LIAT is also being criticized by a Kittitian national unhappy with one of the airline’s recent decisions.

“Personally I don’t feel that all governments  in the Caribbean should invest in LIAT, reason being, the other governments who are investing in LIAT they put a lot of money into LIAT, why doesn’t LIAT operate a best airline model that sells to us the traveling public the best service? If the service is such that Kittitians, Nevisians, Antiguans, all the islands in the Caribbean want to go to different places, they are on time, schedules are not missed as they normally do, we’ll get to where we are going. Over the years LIAT has to me dropped the ball. Kittitians, Nevisians are persons who travel basically to the U.S. Virgin Islands and that service over the years has been scarce to say the least. Imaging LIAT is pulling out of the Virgin Islands which is a main linkage between us in the Caribbean especially Kittitians and Nevisians.
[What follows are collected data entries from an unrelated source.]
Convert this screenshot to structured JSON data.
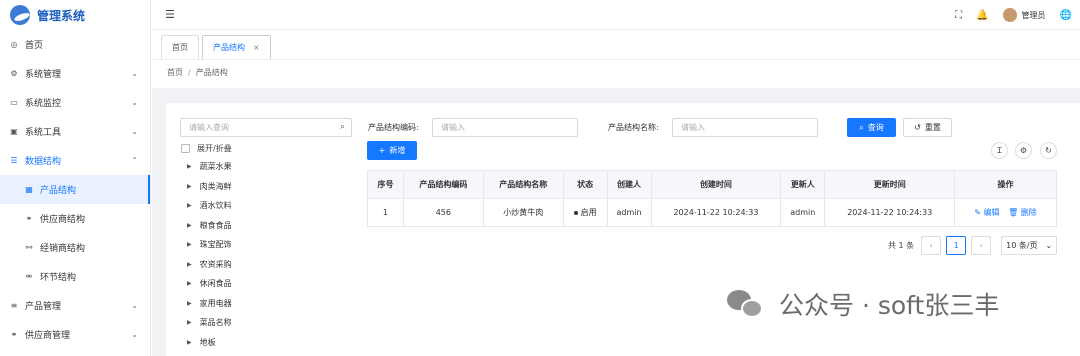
{
  "app": {
    "title": "管理系统"
  },
  "sidebar": {
    "items": [
      {
        "label": "首页",
        "icon": "dashboard-icon",
        "glyph": "◎"
      },
      {
        "label": "系统管理",
        "icon": "gear-icon",
        "glyph": "⚙",
        "chevron": "⌄"
      },
      {
        "label": "系统监控",
        "icon": "monitor-icon",
        "glyph": "▭",
        "chevron": "⌄"
      },
      {
        "label": "系统工具",
        "icon": "toolbox-icon",
        "glyph": "▣",
        "chevron": "⌄"
      },
      {
        "label": "数据结构",
        "icon": "sliders-icon",
        "glyph": "☰",
        "chevron": "⌃"
      },
      {
        "label": "产品结构",
        "icon": "grid-icon",
        "glyph": "▦"
      },
      {
        "label": "供应商结构",
        "icon": "link-icon",
        "glyph": "⚭"
      },
      {
        "label": "经销商结构",
        "icon": "share-icon",
        "glyph": "⚯"
      },
      {
        "label": "环节结构",
        "icon": "connector-icon",
        "glyph": "⚮"
      },
      {
        "label": "产品管理",
        "icon": "list-icon",
        "glyph": "≡",
        "chevron": "⌄"
      },
      {
        "label": "供应商管理",
        "icon": "link-icon",
        "glyph": "⚭",
        "chevron": "⌄"
      }
    ]
  },
  "header": {
    "menu_glyph": "☰",
    "fullscreen_glyph": "⛶",
    "bell_glyph": "🔔",
    "user_name": "管理员",
    "lang_glyph": "🌐"
  },
  "tabs": [
    {
      "label": "首页"
    },
    {
      "label": "产品结构",
      "close": "×"
    }
  ],
  "breadcrumb": {
    "root": "首页",
    "sep": "/",
    "current": "产品结构"
  },
  "tree": {
    "search_placeholder": "请输入查询",
    "search_glyph": "⌕",
    "toggle_label": "展开/折叠",
    "arrow": "▶",
    "nodes": [
      "蔬菜水果",
      "肉类海鲜",
      "酒水饮料",
      "粮食食品",
      "珠宝配饰",
      "农资采购",
      "休闲食品",
      "家用电器",
      "菜品名称",
      "地板"
    ]
  },
  "filters": {
    "code_label": "产品结构编码:",
    "code_placeholder": "请输入",
    "name_label": "产品结构名称:",
    "name_placeholder": "请输入",
    "search_btn": "查询",
    "search_glyph": "⌕",
    "reset_btn": "重置",
    "reset_glyph": "↺",
    "add_btn": "新增",
    "add_glyph": "+"
  },
  "toolbar": {
    "density_glyph": "Ɪ",
    "settings_glyph": "⚙",
    "refresh_glyph": "↻"
  },
  "table": {
    "columns": [
      "序号",
      "产品结构编码",
      "产品结构名称",
      "状态",
      "创建人",
      "创建时间",
      "更新人",
      "更新时间",
      "操作"
    ],
    "rows": [
      {
        "index": "1",
        "code": "456",
        "name": "小炒黄牛肉",
        "status": "启用",
        "creator": "admin",
        "created": "2024-11-22 10:24:33",
        "updater": "admin",
        "updated": "2024-11-22 10:24:33",
        "edit": "编辑",
        "edit_glyph": "✎",
        "delete": "删除",
        "delete_glyph": "🗑"
      }
    ]
  },
  "pagination": {
    "total": "共 1 条",
    "prev": "‹",
    "page": "1",
    "next": "›",
    "size": "10 条/页",
    "size_glyph": "⌄"
  },
  "watermark": {
    "text": "公众号 · soft张三丰"
  }
}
There are thousands of persons living in the Virgin Islands who travel backward and forward daily but what does LIAT do they pull out.”

Antigua Prime Minister Gaston Browne argues that other Caribbean governments should invest in financially troubled airline. he pointed out that "LIAT needs more planes, it need more pilots, the staff needs an increase the airline is struggling to pay its debts.”

However Dwyer Astaphan says a bigger priority should be addressing the issue of what’s described as an overstaffed LIAT.

“What is the staff compliment of LIAT, and how much of that staff compliment are in Barbados or Antigua? How many of those in Antigua or Barbados are absolutely necessary for the efficient operation of the airline? That is one of the first analyses that has to be done. Putting on more planes, hiring more people that will increase the cost, that will not help the fares to go down and it is the size of the fares that is one of the reasons that the airline is hurting and again the size of the fares is affected by government taxes.”

Grenada’s Keith Mitchell at the recently concluded CARICOM Summit, told his colleagues that action must be taken to reduce the high cost of air travel in the region. 

“As an integral aspect of our approach in addressing the issue of air connectivity it must include reducing the cost of air travel to rejuvenate intra-regional travel. It would represent a significant installment to the regional integration account if heads would collectively agree to reduce airline ticket taxes as well as other fees which attach to the cost of intra-regional air travel.”